Rosh Hashanah message

Overcoming anti-Semitism, sustaining cherished relationships

Posted

With the approach of the New Year, 5775, our thoughts turn to our families, security and sense of sanctity as we survey the terrain of our most complex and at times, daunting world. We have just seen an end to the 50 days and nights of continuous attacks by Hamas rockets upon Israel’s cities and innocent men, women and children.
In spite of Israel’s defensive, “Operation Protective Edge,” the world media and the United Nations blame Israel for the deaths of the “innocents” in Gaza and label the Jewish state evil. It is quite clear that Hamas is solely and directly responsible for the loss of innocent Palestinian lives, as Palestinian leader Ahmoud Abbas said himself. Israel did not want this conflict, did not start this conflict and did everything in its power to stop this conflict which has also cost Israel dearly. World Jewry told the truth in a world filled with lies.
The Anti-Defamation League, this year, issued a comprehensive study representative of one billion people worldwide on anti-Semitism. It showed that anti-Semitism has reached new and unprecedented levels. The war in Gaza has further exacerbated the situation.
On the eve of Bastille Day (July 14), Parisian Jews were trapped in a synagogue by pro-Palestinian rioters and had to be rescued by the police. Signs were posted in Rome urging a boycott of 50 Jewish-owned businesses. In central London, anti-Israel protesters targeted a Sainsbury’s grocery, and the manager pulled kosher products off the shelves. The supermarket chain later apologized. In Toulouse, France, a Jewish community center was fire bombed. A shooting at the Jewish Museum in Brussels in May, a month before the latest Gaza conflict began, killed four people. The list of anti-Semitic attacks and rhetoric against world Jewry goes on and on and on and on. Finally, our sense of security at home is shaken by the daily and seemingly unending reports of the wanton murder and barbaric acts perpetrated by Islamic State militants.
While our community has a long and laudable record of fighting anti-Semitism at home and abroad, supporting Israel and bringing people of diverse and religious cultures together, combating extremism and working toward peace, on Rosh Hashanah we are commanded, not only to focus on issues that affect our world, but also the matters that direct and fill our personal lives.

It is a transcendent moment for intensely searching our souls, taking stock of our lives, and performing the difficult task of repentance.
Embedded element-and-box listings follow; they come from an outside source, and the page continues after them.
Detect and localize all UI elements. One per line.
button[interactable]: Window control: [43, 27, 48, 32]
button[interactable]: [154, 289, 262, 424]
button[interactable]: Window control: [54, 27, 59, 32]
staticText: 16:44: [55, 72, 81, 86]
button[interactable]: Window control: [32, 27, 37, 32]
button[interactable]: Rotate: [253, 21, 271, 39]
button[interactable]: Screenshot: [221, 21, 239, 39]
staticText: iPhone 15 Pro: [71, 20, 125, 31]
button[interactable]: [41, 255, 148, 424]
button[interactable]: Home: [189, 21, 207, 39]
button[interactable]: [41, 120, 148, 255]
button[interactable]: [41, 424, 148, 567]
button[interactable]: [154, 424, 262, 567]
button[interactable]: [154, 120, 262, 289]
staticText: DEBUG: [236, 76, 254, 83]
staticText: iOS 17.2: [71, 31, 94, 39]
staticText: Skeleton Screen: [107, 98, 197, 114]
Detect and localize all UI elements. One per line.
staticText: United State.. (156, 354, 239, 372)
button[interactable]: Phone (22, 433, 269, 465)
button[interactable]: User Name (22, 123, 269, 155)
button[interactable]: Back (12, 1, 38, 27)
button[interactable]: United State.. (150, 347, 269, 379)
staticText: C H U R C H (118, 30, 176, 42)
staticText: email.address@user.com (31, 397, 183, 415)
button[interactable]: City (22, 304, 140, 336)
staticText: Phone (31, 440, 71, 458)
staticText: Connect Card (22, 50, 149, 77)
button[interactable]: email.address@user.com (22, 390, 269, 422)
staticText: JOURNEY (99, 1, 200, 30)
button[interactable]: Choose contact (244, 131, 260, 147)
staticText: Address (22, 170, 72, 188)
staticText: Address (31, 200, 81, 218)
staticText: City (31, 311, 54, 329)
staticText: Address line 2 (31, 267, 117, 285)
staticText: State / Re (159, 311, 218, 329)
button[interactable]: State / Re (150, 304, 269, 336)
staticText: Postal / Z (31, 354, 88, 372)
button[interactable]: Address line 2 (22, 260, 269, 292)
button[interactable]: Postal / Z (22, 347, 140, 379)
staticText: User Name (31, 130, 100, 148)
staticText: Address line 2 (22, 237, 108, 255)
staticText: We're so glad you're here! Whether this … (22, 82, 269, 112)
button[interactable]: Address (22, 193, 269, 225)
On Rosh Hashanah, we pray for the moral courage to turn our lives around, and change our actions or the attitudes that have prevented us from becoming more complete and fulfilled individuals, at peace with ourselves and those around us. Rosh Hashanah demands that we make amends for past mistakes, ask forgiveness for those we have wronged, and set the record right. And, God has given us the inner strength and intellectual capacity to overcome adversity. While we may not be able to control some of the events that affect our lives, be they global or matters of health, finance, or our relationships with others, how we deal with these events is in our control.
Relationships between family members and friends that were once precious can be so again, if we reach out in sincerity and love and focus on not who is to blame, but rather how much we respect, need and love one another. Memories of loved ones that have passed from this life to life-everlasting, can sustain, inspire, and uplift us if we let them. And let us remember, that our faith and fate as a people, teaches and proves that each day brings new opportunities. We are God’s eternal people; our souls are immortal.
Together, during these High Holy Days, which includes Yom Kippur, let us raise our hopes in the blessings that the coming year can bring for all of us as we turn to God and each other.